Prinsip "maju tanpa menyingkirkan orang lain" adalah sikap bijak yang sangat relevan di tengah persaingan, termasuk dalam Pemilihan Kepala Daerah (Pilkada) tahun ini. Para calon sering tergoda menggunakan taktik negatif, seperti menyebarkan informasi merugikan atau memanipulasi opini publik untuk menjatuhkan lawan. Prinsip ini menegaskan bahwa kemajuan yang sejati diperoleh dengan cara bermartabat, sehingga setiap kandidat menunjukkan kompetensi tanpa harus mencoreng nama baik pesaingnya. Dengan menerapkan sikap sportif, persaingan dapat lebih sehat dan memberi teladan, menjadikan Pilkada bukan sekadar ajang perebutan kekuasaan, tetapi arena yang menghadirkan pemimpin yang benar-benar dihargai dan dipercaya masyarakat.
Memaknai Kompetisi dengan Martabat
Dalam konteks Pilkada, martabat dalam kompetisi berarti mengedepankan kejujuran, menghargai lawan, dan menjunjung tinggi sportivitas. Martabat ini mengacu pada nilai universal yang menganggap setiap orang layak dihormati, termasuk dalam persaingan untuk menang. Menurut John A. Corlett dalam Sport, Ethics and Philosophy (2007), "berkompetisi dengan integritas berarti menghormati pesaing dan menghargai proses lebih dari sekadar kemenangan." Pandangan ini selaras dengan ajaran Gereja Katolik yang menegaskan bahwa setiap individu memiliki hak atas martabat, yang berarti kejujuran dan integritas harus diutamakan dalam setiap kompetisi (KGK 1929). Rasul Paulus juga mengajarkan sikap rendah hati dan penghargaan terhadap orang lain, sebagaimana diungkapkan dalam Filipi 2:3-4.
Kompetisi yang sehat pada dasarnya adalah sarana untuk mengembangkan diri, di mana para calon Pilkada tidak hanya berjuang untuk suara, tetapi menunjukkan kompetensi dan program unggul. Menurut Robert Ardrey dalam The Social Contract (2000), persaingan bukan tentang permusuhan tetapi usaha bersama untuk mencapai keunggulan. Artinya, esensi sejati kompetisi bukanlah menjatuhkan, tetapi mendorong setiap pihak untuk terus berkembang.
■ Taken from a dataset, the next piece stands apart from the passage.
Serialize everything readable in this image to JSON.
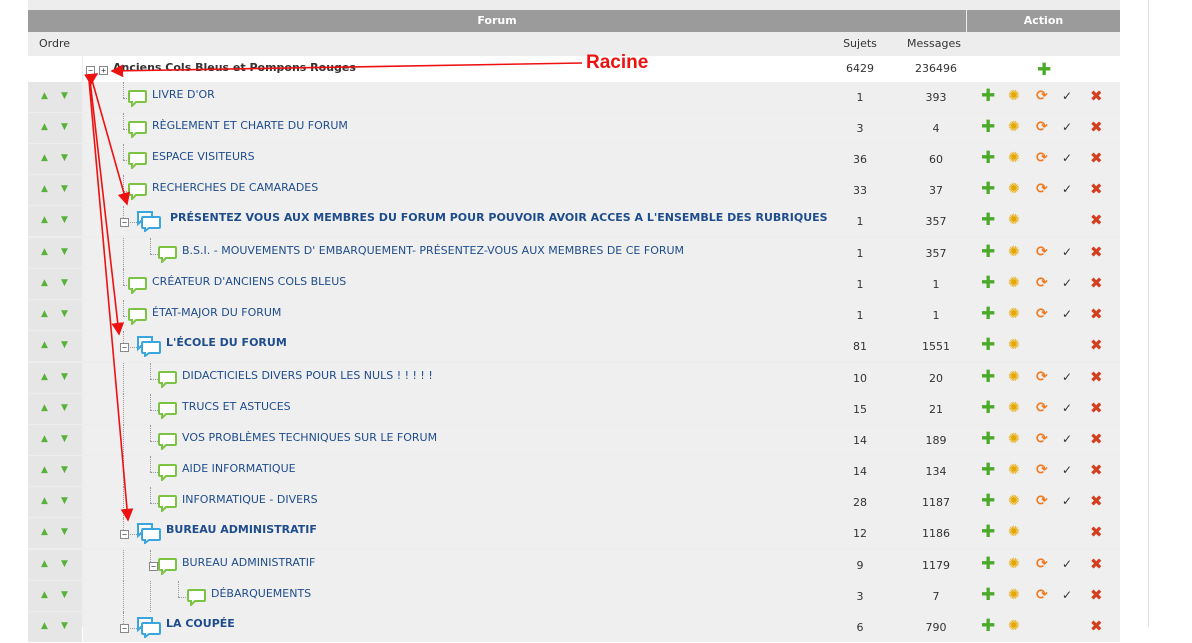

Paus Fransiskus dalam Gaudete et Exsultate (2018) mengingatkan bahwa hidup adalah perjalanan untuk terus tumbuh, sehingga orang lain bukanlah ancaman, melainkan inspirasi. Kompetisi seharusnya menjadi arena pembelajaran dan pengembangan diri, di mana individu dapat tumbuh secara harmonis dengan lawannya sebagai inspirasi. Kitab Suci juga menegaskan, "Besi menajamkan besi, orang menajamkan sesamanya" (Ams 27:17), yang menggambarkan bahwa kompetisi adalah cara untuk mengasah kualitas diri.
Mengapa Prinsip "Maju Tanpa Menyingkirkan" Penting
Pemimpin yang mempraktikkan prinsip "maju tanpa menyingkirkan" menunjukkan sikap adil dan sportif dalam persaingan, termasuk Pilkada. Sikap ini tidak hanya mencerminkan integritas tetapi juga menginspirasi orang lain untuk mengikuti jejaknya, sehingga membangun kepercayaan publik karena pemimpin lebih mengutamakan kepentingan bersama.
James MacGregor Burns dalam Leadership (1978), menyatakan bahwa kepemimpinan adalah membimbing orang lain menuju kebaikan bersama, bukan sekadar memegang otoritas. Dalam Pilkada, seorang pemimpin yang menghormati pesaing menunjukkan bahwa ia mengutamakan kepentingan rakyat daripada kepentingan pribadi. Paus Benediktus XVI dalam Caritas in Veritate (2009), menyatakan, "Peran seorang pemimpin bukan hanya untuk mencari kekuasaan, tetapi untuk bertindak dengan cinta kasih dan kebenaran demi kepentingan semua orang." Sikap adil ini mendorong pemimpin untuk memperlakukan pesaing sebagaimana ia ingin diperlakukan, membangun kepemimpinan yang bijaksana dan penuh kasih.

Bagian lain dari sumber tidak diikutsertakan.